The laser light irradiated from the laser device is usually collimated, and the diameter of laser beam is often much larger than that of the optical fiber. In order to deliver laser light to the optical fiber, laser light is focused by a convex lens and coupled into the proximal optical fiber tip. To maximize the amount of laser light that is coupled into the fiber, the light has to be focused to the fiber tip with an acceptable divergence angle. In this process, two beam shape parameters are critical to obtain high-efficiency laser–fiber coupling: diameter and numerical aperture (NA) [32, 33]. The diameter of the focused laser beam at fiber surface, or beam waist, should be smaller than the diameter of fiber core to avoid light leakage. However, if the beam diameter is too small, the high energy of the laser light could possibly damage the optical fiber. Thus, a sufficiently large, but smaller than fiber core, beam size is required [34]. The other important parameter, NA, determines the maximal divergence angle that allows a beam to enter the optical fiber [32]. The transmission of light along optical fiber relies on total internal reflection at the core–cladding interface. If the incident angle is larger than the total reflection angle, the light can penetrate the fiber cladding and possibly damage the fiber. The NA of Ho:YAG fibers is 0.2–0.22 [34]. An NA of 0.21 corresponds to a maximum acceptance angle of 12°. The focusing lens should match the NA of optical fiber.
Commercially, an industry standard subminiature version A (SMA) connecter is connected to the proximal end of optical fiber so that fibers with different diameters can easily connect to the same laser source. An SMA connector is designed with an air-filled cavity surrounding the proximal end of the fiber to protect from leakage-related damage [32]. The cavity is made of a polymer material and the shell is usually composed of steel. The SMA connecter protects the optical fiber from mechanical damage and facilitates the alignment of laser–fiber coupling. However, even with the help of SMA connecter, there may still be some axial misalignment of laser and proximal fiber end, especially for small-diameter fibers with core diameter less than 300 μm, which can result in higher order rays, energy attenuation, or fiber damage.

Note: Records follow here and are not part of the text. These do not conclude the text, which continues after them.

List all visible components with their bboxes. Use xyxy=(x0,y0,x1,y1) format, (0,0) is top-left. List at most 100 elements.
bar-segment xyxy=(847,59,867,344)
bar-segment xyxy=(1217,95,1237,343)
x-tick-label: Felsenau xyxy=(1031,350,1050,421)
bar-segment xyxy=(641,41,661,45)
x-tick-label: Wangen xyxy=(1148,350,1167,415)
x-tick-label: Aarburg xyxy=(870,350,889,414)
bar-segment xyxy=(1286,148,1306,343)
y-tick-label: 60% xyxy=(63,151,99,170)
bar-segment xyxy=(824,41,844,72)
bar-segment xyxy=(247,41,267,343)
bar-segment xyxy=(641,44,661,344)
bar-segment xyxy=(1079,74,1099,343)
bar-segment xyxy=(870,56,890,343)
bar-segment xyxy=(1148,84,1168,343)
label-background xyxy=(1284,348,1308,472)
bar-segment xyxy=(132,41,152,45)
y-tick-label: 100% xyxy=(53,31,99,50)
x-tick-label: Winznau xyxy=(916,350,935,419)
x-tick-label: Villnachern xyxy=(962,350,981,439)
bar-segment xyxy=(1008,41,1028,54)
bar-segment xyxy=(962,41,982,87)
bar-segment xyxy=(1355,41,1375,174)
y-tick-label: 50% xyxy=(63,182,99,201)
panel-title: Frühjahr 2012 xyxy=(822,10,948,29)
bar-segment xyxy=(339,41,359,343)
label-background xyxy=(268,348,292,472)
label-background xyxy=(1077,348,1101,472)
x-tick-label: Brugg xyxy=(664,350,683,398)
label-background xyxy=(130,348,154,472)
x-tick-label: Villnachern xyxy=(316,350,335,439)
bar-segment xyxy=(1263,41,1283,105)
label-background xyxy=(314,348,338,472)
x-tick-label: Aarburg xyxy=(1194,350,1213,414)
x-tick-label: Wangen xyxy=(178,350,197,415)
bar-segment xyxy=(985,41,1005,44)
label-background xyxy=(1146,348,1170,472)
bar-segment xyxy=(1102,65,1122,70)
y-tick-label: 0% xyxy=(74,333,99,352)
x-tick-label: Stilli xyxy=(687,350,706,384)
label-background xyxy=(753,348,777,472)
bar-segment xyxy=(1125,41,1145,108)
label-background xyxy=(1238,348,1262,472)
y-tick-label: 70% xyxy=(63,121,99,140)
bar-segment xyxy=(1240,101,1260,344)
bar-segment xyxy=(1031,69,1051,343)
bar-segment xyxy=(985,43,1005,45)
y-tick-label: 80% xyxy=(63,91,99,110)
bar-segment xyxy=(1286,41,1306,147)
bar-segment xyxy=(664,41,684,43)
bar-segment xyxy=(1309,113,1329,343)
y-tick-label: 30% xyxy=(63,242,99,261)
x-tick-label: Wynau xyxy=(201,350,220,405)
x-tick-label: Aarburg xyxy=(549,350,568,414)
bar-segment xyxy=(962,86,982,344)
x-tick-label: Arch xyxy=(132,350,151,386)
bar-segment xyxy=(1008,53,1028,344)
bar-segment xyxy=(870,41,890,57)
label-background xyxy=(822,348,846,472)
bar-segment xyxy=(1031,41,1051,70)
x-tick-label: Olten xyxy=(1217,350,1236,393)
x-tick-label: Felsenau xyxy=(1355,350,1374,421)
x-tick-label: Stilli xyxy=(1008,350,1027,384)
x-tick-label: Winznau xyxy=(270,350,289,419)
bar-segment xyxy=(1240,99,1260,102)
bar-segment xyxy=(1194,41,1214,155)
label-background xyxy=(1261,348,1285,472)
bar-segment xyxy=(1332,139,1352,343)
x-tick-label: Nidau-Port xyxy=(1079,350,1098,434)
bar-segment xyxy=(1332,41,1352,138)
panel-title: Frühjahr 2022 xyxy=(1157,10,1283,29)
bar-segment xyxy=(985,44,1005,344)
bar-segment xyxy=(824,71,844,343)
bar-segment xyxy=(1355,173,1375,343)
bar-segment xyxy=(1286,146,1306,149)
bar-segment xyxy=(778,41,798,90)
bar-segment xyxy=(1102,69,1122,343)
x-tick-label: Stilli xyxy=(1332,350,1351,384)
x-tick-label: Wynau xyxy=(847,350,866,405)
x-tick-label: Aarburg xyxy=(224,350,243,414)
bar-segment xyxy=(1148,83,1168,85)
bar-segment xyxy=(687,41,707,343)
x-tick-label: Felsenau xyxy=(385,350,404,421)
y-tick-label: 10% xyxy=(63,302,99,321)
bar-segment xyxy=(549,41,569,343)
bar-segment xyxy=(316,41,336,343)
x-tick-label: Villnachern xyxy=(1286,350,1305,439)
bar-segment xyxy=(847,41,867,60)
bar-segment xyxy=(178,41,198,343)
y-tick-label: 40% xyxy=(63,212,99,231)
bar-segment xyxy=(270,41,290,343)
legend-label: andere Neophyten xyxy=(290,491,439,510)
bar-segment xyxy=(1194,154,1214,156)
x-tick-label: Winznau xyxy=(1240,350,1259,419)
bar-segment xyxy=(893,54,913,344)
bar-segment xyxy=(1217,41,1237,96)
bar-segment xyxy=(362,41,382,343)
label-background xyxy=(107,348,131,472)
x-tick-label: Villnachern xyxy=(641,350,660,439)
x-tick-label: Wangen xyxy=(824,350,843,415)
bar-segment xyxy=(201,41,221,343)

For large core fibers, a small misalignment of laser beam from the center of fiber core is sometimes acceptable as long as the beam is focused within the fiber core, but for small-diameter fibers, the partial overlap between laser beam and fiber cladding results in light leakage and fiber damage. Under high power settings, the steel shell of SMA connecter can be vaporized by the energy of stray laser which is not fully coupled into the optical fiber. Over time, the steel vapor will coat the surface of optical fiber and laser source and disrupt their optics structure, leading the failure of laser.